DHS became a massive bureaucracy, not only through the merging of these 22 agencies, but through the creation of a substantial overhead organization.  That overhead organization does little to provide shared services for those 22 agencies such as HR, payroll, purchasing, finance, etc. – which would be an ideal use.  Instead, things grew so complex that for several years of the last decade, KPMG – one of the largest audit firms in the nation – was unable to complete an audit of the agency.  Hundreds of billions of dollars have been budgeted to DHS over the last decade – dollar amounts far in excess of the value to the American public.  Even their grants, which have benefitted many state, county, and local governments, have gone overboard and lack proper accountability.  Some of the grant rules are so cumbersome that many jurisdictions haven’t been able to spend grant funds going back several years.

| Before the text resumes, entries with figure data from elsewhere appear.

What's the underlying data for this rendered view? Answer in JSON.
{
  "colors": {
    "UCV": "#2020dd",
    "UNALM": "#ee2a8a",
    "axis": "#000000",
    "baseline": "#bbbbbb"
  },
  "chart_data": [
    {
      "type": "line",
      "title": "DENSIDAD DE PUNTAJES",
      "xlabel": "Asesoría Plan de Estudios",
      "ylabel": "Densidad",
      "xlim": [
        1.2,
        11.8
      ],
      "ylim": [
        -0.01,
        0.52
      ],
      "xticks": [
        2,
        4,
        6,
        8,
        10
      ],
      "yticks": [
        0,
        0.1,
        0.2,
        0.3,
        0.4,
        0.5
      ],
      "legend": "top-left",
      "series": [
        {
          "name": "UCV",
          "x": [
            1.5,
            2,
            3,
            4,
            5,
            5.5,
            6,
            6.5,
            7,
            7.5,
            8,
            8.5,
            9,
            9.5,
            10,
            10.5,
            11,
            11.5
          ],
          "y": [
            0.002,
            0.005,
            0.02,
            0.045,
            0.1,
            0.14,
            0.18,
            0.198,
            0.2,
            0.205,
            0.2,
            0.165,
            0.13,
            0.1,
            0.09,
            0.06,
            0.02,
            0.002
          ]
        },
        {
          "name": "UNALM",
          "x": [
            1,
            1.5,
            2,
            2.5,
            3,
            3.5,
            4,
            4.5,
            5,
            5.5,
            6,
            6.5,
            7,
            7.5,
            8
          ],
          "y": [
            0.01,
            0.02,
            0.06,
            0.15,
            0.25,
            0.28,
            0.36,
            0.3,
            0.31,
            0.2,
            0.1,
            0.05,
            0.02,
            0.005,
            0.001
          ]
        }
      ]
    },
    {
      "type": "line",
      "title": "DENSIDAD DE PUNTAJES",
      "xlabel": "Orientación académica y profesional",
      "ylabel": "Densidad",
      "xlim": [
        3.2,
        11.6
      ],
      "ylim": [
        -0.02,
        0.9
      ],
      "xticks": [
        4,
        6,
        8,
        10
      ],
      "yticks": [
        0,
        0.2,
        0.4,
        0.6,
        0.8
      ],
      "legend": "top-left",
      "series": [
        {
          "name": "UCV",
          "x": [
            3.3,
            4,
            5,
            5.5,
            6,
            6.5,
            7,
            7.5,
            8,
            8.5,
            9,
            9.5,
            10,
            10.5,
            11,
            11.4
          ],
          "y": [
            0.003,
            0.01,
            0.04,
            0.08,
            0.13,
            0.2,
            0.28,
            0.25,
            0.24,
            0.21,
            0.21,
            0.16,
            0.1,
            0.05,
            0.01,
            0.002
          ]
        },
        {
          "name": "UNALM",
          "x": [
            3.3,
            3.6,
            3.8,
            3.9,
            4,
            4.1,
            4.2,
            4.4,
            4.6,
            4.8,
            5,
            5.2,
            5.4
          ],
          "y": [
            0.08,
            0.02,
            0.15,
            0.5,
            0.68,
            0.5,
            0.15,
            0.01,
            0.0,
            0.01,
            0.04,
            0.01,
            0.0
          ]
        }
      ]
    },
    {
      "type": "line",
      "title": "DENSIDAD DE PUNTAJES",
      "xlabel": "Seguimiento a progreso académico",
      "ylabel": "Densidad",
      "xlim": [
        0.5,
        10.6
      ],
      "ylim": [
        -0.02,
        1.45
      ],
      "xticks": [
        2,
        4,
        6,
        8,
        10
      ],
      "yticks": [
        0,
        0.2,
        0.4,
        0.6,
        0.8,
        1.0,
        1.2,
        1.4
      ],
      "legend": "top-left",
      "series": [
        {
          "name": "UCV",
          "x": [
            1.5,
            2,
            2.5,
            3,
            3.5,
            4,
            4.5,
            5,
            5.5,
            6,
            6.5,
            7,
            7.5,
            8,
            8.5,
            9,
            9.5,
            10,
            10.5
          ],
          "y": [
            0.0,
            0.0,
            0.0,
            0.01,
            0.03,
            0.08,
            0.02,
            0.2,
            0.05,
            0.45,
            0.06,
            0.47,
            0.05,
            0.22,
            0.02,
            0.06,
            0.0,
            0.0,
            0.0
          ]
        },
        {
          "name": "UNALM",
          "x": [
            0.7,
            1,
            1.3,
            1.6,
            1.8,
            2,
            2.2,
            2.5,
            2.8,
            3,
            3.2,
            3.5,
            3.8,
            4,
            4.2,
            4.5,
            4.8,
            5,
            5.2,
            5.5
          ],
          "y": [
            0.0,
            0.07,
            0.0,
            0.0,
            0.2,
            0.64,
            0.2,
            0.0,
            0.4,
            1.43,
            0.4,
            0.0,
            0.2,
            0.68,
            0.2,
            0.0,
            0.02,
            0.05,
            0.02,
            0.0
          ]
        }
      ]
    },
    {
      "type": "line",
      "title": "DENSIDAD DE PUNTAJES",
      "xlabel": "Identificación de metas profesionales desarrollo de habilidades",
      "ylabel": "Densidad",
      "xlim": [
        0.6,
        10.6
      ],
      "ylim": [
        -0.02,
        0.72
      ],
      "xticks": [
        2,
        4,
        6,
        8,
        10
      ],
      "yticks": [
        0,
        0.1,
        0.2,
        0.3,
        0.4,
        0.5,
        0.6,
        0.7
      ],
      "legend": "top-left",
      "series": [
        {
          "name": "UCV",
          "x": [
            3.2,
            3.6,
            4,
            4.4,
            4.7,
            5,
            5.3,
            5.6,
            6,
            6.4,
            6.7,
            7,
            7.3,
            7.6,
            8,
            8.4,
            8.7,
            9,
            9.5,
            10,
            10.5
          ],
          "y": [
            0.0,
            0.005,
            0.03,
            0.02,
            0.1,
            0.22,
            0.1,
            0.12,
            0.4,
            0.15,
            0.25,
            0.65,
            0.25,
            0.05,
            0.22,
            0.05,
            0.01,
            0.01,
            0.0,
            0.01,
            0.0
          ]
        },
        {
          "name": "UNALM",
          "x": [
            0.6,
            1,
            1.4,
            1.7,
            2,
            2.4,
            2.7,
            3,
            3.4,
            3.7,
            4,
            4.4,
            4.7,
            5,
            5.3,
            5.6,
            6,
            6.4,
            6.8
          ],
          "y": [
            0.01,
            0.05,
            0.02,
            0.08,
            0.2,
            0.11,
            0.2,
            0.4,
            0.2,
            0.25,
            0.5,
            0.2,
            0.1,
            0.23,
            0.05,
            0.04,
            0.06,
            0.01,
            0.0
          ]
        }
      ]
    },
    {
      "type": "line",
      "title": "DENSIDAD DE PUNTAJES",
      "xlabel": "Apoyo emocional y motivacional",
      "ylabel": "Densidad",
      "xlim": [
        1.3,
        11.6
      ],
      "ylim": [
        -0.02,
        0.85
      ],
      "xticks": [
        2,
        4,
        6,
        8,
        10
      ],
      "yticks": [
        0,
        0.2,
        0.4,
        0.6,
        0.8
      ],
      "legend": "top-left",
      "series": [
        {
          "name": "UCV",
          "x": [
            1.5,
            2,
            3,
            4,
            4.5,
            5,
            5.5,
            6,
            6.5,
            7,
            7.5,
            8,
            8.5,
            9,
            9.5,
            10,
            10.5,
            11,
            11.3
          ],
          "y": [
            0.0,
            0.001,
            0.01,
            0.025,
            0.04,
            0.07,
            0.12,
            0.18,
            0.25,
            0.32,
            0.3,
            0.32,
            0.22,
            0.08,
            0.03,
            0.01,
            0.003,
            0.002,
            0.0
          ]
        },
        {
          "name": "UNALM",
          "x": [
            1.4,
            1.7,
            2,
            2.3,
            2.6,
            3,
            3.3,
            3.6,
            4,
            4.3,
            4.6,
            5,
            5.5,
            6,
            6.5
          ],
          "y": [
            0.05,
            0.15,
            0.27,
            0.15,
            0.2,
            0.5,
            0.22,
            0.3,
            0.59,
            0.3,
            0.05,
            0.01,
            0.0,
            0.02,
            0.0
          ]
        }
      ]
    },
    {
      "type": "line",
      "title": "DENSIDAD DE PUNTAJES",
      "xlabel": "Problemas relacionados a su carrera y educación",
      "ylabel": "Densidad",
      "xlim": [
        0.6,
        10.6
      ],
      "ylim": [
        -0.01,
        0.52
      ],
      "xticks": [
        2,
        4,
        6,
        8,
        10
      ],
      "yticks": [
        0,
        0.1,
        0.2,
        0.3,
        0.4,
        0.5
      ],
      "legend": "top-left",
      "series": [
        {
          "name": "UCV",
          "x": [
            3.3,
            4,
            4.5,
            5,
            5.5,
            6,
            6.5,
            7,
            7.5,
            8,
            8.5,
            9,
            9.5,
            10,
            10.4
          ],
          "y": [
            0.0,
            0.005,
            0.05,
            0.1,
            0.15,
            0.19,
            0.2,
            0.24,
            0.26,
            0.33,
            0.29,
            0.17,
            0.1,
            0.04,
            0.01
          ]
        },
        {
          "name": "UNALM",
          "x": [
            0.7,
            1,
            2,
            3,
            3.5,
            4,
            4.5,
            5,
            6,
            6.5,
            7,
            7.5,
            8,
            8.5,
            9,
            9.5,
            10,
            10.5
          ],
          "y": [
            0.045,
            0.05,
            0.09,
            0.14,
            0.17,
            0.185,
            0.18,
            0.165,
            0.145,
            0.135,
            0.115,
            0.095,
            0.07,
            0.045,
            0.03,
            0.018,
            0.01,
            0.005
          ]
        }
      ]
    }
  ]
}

But should we get rid of DHS?  I say no.  The Department of Homeland Security, originally created as the Office of Homeland Security (prior to the Homeland Security Act) was charged with developing a national strategy to secure our nation from terrorist attacks to include the coordination of detection, preparation, prevention, response, and recovery efforts.  The creation of DHS should have been a modest and conservative reflection of this original charter, drawing in the necessary agencies and resources to accomplish this mission.  It should not have swallowed agencies that have their own distinct missions, those that functionally don’t belong under another agency (i.e. emergency management as a function of homeland security) or those who best function with cabinet-level representation (i.e. FEMA).  Yes, I do stand in obvious defense of FEMA, but 21 other agencies were also impacted significantly by this.

It’s not too late to make the necessary changes.  As I’ve said in the past – let’s be smart and use some common sense.

Public-Private Partnerships: A Necessity in Emergency Management

Over the last several years there have been volumes of articles written on the value of public-private partnerships in Emergency Management.  So why is it still like pulling teeth?  Yes, we have great private sector partners in EM – the likes of WalMart, UPS, Grainger, and others.  The value of having these partnerships has certainly been demonstrated through the years, in both local disasters and national-level disasters.  Even in preparedness, these partnerships help carry our message to the masses.  FEMA promotes a program called PS-Prep, designed to engage private sector preparedness while encouraging their involvement locally in emergency management efforts.

Government simply can’t do it without the private sector.  It’s not because the public sector is lacking, it’s because of the position and resources available to the private sector.  They have more resources and greater flexibility.  Why wouldn’t they want to help?  Their customers and employees live in the area.  It’s a solid decision to invest in the community (or communities) in which your company is located.  It doesn’t always involve a financial commitment – it encourages preparedness for the business itself; it provides an opportunity to engage employees in community efforts (all with the company name being recognized – it’s free marketing!); and perhaps an opportunity to provide products – discounted or free – to relief efforts in the aftermath of a disaster.  Commodities such as building materials, water, and food are in great need in the aftermath of a disaster.  Even trucks and people.  Yes, these things all cost money, but there is a lot of free press and good will that goes along with it.

There are plenty of businesses that contribute after a disaster occurs – certainly they want to help.  They can all have more impact, however, by joining up with local emergency preparedness efforts before a disaster ever occurs.  Joining a community organization, such as a VOAD, or entering into memorandums of understanding with local emergency management agencies prior to a disaster makes a huge impact.  The partnerships made with other businesses, government agencies, and community organizations will also be to their benefit.

Businesses large and small – consider both the preparedness of your company and your community.  There are opportunities to be had with both!